I’m wondering what needs to change so there’s not a recurrence of this. Should Scale Kleen and Super 8 not be used in the same location? Or is this just an rare accident (the Scale Kleen was spilled accidentally, so perhaps), and no processes need to change?
Yes this. You do not keep incompatible cleaners on site. You may try to keep your staff informed, you may try to keep them fully trained, but that is an endless task that you will fail at.
And you cannot even rely upon your most trained and senior staff from making a mistake. Tired, distracted, in a hurry, etc. You prepare for the stupidest, lower, denominator. Try to make the mistakes less likely to happen.

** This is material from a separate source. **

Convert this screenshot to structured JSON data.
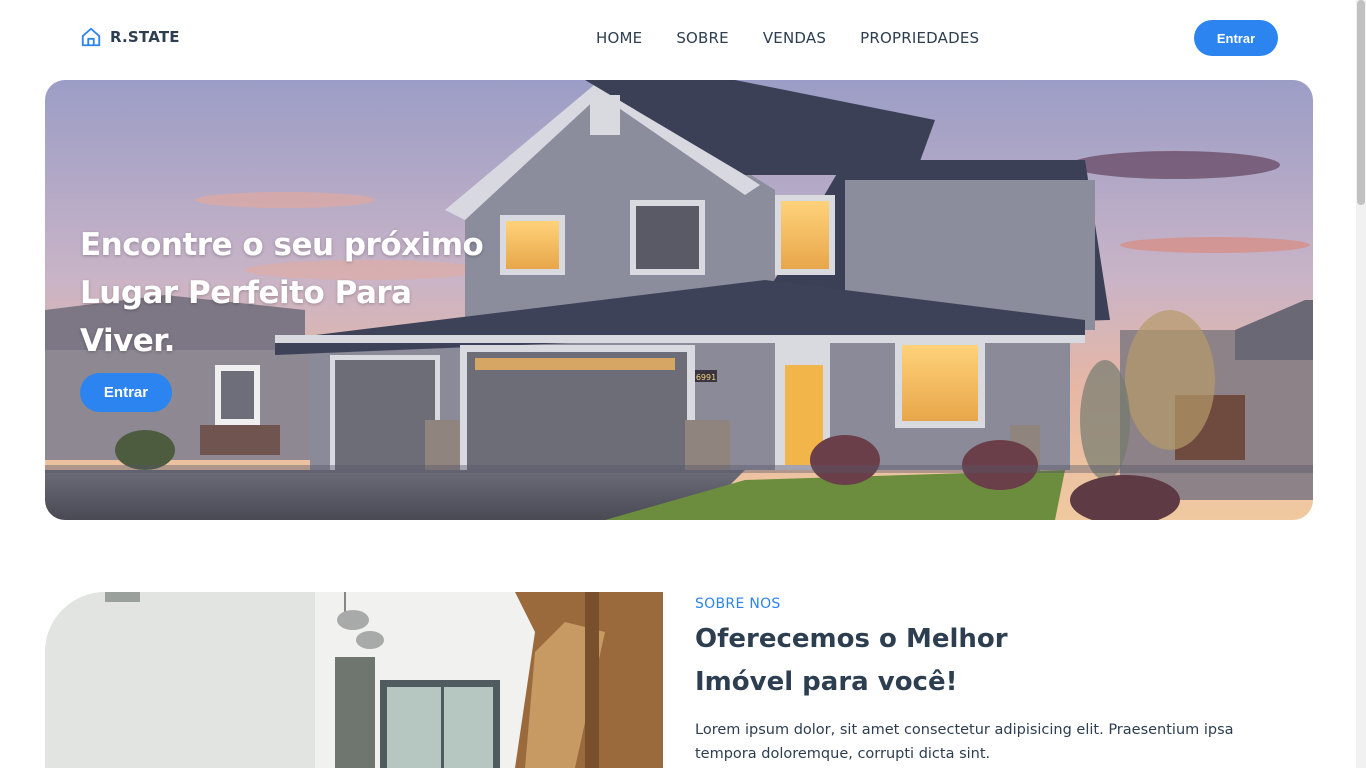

I don’t think most people realize this, but MOST households have “incompatible cleaners” on hand, often sharing space under the same sink or in the same utility closet.
As an example: don’t mix household chlorine bleach with ammonia-based cleaners. It can kill you. It has killed people.
The wonder is this sort of thing doesn’t happen more often.
I think most people have heard not to mix ammonia and chlorine-based cleaners but may not have heard of the danger of mixing acidic and chlorine-based cleaners. (Not to mention that I don’t think there are many acidic household cleaners.) Here and here are the webpages for these two products. If you actually read the SDS for Scale Kleen, it warns against using it with chlorine-based products, but, as said above, who reads that stuff?
Well, OK, one exception - I do make my own spray cleaners now. But I researched doing so before I did it, and I’m still careful about what goes into them and don’t mix the results with other cleaners.